Petrophile fastigiata is a species of flowering plant in the family Proteaceae and is endemic to southwestern Western Australia. It is a shrub with pinnately-divided leaves with needle-shaped pinnae and sticky, oval heads of glabrous yellow to cream-coloured flowers.

==Description==
Petrophile fastigiata is a shrub that typically grows to a height of 1–1.5 m. Its leaves are glabrous, erect, up to 110 mm long, on a petiole 20–50 mm long, two or three times pinnately-divided, with mostly needle-shaped pinnae.

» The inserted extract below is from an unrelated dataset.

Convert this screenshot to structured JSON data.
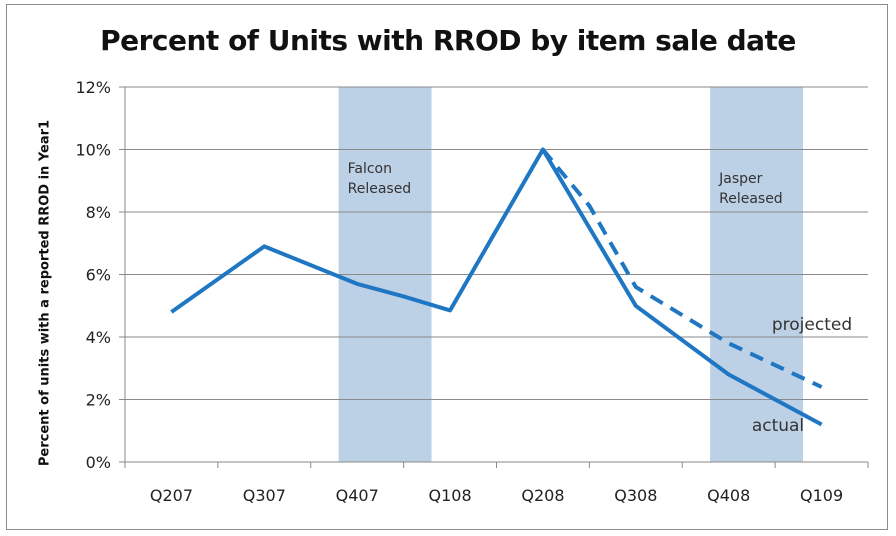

The flowers are arranged in sessile, sticky, oval heads with many overlapping, triangular involucral bracts at the base. The flowers are about 10 mm long, glabrous and yellow to cream-coloured. Flowering occurs from September to November and the fruit is a nut, fused with others in an oval head up to 20–40 mm long.

==Taxonomy==
Petrophile fastigiata was first formally described in 1810 by Robert Brown in the Transactions of the Linnean Society of London. The specific epithet (fastigiata) refers to the fastigiate, more or less erect leaves.

==Distribution and habitat==
This petrophile grows in scrub and low heath between Ravensthorpe and Mount Burdett near Esperance, in the Esperance Plains and Mallee biogeographical regions of southwestern Western Australia.

==Conservation status==
Petrophile fastigiata is classified as "not threatened" by the Western Australian Government Department of Parks and Wildlife.